Бронированные створки у вершины
были раздвинуты, и полувыдвинутая сложная конструкция антенны четко
рисовалась на фоне далекого неба. Вход был отчетливо виден - темный
квадрат, открытый, словно гостеприимный капкан. Вездеход, замедляясь,
накатом въехал в густую тень и остановился у груды обломков и стоящих
дыбом исковерканных перекрытий, в которую превратилось, очевидно, какое-то
вспомогательное здание.
Некоторое время профессор сидел неподвижно в теплой кабине. Как-то
вдруг он понял, что ненавистная секция в ненавистном блоке была, как ни
крути, его домом, - а теперь вокруг был необозримый, мертвый, загадочно
молчащий мир. Мимолетно профессор пожалел, что отказался от охраны. Потом
вдруг захотел, чтобы стая крыс бросилась из развалин и уняла боль. Откинул
дверцу. В кабину хлынул холодный воздух.
Профессор спрыгнул на песок. От тишины звенело в ушах, бухала кровь.

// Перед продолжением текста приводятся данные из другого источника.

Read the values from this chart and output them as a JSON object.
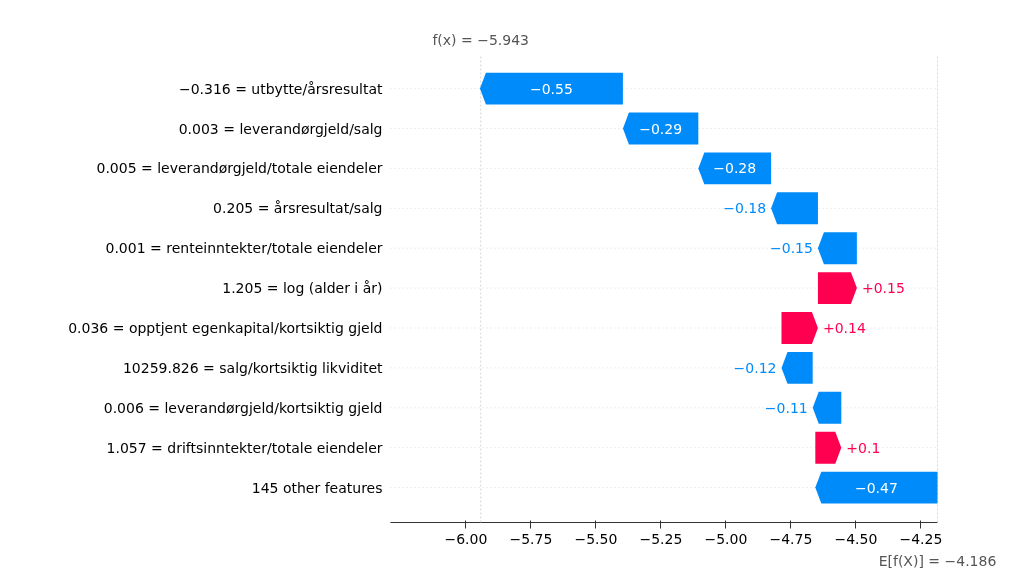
{
  "chart_data": {
    "type": "bar",
    "orientation": "horizontal",
    "categories": [
      "−0.316 = utbytte/årsresultat",
      "0.003 = leverandørgjeld/salg",
      "0.005 = leverandørgjeld/totale eiendeler",
      "0.205 = årsresultat/salg",
      "0.001 = renteinntekter/totale eiendeler",
      "1.205 = log (alder i år)",
      "0.036 = opptjent egenkapital/kortsiktig gjeld",
      "10259.826 = salg/kortsiktig likviditet",
      "0.006 = leverandørgjeld/kortsiktig gjeld",
      "1.057 = driftsinntekter/totale eiendeler",
      "145 other features"
    ],
    "values": [
      -0.55,
      -0.29,
      -0.28,
      -0.18,
      -0.15,
      0.15,
      0.14,
      -0.12,
      -0.11,
      0.1,
      -0.47
    ],
    "base": [
      -5.396,
      -5.106,
      -4.826,
      -4.646,
      -4.496,
      -4.646,
      -4.786,
      -4.666,
      -4.556,
      -4.656,
      -4.186
    ],
    "colors": [
      "#008bfb",
      "#008bfb",
      "#008bfb",
      "#008bfb",
      "#008bfb",
      "#ff0051",
      "#ff0051",
      "#008bfb",
      "#008bfb",
      "#ff0051",
      "#008bfb"
    ],
    "value_labels": [
      "−0.55",
      "−0.29",
      "−0.28",
      "−0.18",
      "−0.15",
      "+0.15",
      "+0.14",
      "−0.12",
      "−0.11",
      "+0.1",
      "−0.47"
    ],
    "xlim": [
      -6.29,
      -4.186
    ],
    "xticks": [
      {
        "value": -6.0,
        "label": "−6.00"
      },
      {
        "value": -5.75,
        "label": "−5.75"
      },
      {
        "value": -5.5,
        "label": "−5.50"
      },
      {
        "value": -5.25,
        "label": "−5.25"
      },
      {
        "value": -5.0,
        "label": "−5.00"
      },
      {
        "value": -4.75,
        "label": "−4.75"
      },
      {
        "value": -4.5,
        "label": "−4.50"
      },
      {
        "value": -4.25,
        "label": "−4.25"
      }
    ],
    "ref_lines": [
      {
        "axis": "x",
        "value": -5.943,
        "label": "f(x) = −5.943"
      },
      {
        "axis": "x",
        "value": -4.186,
        "label": "E[f(X)] = −4.186"
      }
    ],
    "grid": "y"
  }
}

Небо в зените было густо-зеленым, а над западным горизонтом широко парили
серо-малиновые тлеющие крылья. И тут донеслись голоса.
...Под прикрытием полуосыпавшейся стены два одетых в лохмотья
мальчика лет семи играли во что-то на песке. У того, кто кидал, левая рука
болталась иссохшей плеточкой; тот, кто следил, высунув от напряжения язык,
весь изглодан был лучевыми язвами - голые ноги, голые руки в трескающихся
струпьях, запекшийся гной на пол-лица. Он угрюмо сказал:
- Моя.
- Дурак, - беззлобно сказал сухорукий, - у тебя корка в глаз заросла.
Ты другим глянь. - Он что-то показал на песке растопыренными пальцами.
- Моя, - упрямо сказал мальчик в язвах.
Сухорукий добродушно рассмеялся и тут заметил профессора.
- Ой, секи.
Некоторое время они без особого интереса разглядывали профессора,
потом сухорукий сказал нетерпеливо:
- Ну, кидай.
- Клопы, - донесся из глубины голос постарше, - ужинать!
Мальчик в язвах, вскочив, хлопнул себя по животу ладонями. Сухорукий
оказался не столь бодр.
Как в трансе, профессор двинулся за ними - оступаясь на
вывертывающихся из-под ног обломках, вошел внутрь, сунулся в узкую щель.
За нею открылась другая комната, в ней было даже подобие потолка, - под
треснутой, опасно перекошенной железобетонной плитой сидела на коленях
маленькая девочка в драном мужском пиджаке на голое тело и, едва разлепляя
трепещущие от холода губы, баюкала безголовую куклу.
- Только хлеб я в атомную лужу уронил, - угрюмо предупредил мальчик в
язвах.
- Делов-то куча, - пренебрежительно ответил старший мальчик, деля
еду. - Я корку отломал, а мякишко не промокло. Лопайте как следует. Я
слышал, завтра всех в рай поведут.
- Шли бы они со своим раем, - буркнул мальчик в язвах. - Врут,
врут...
Девочка жевала хлеб и пела колыбельную с набитым ртом.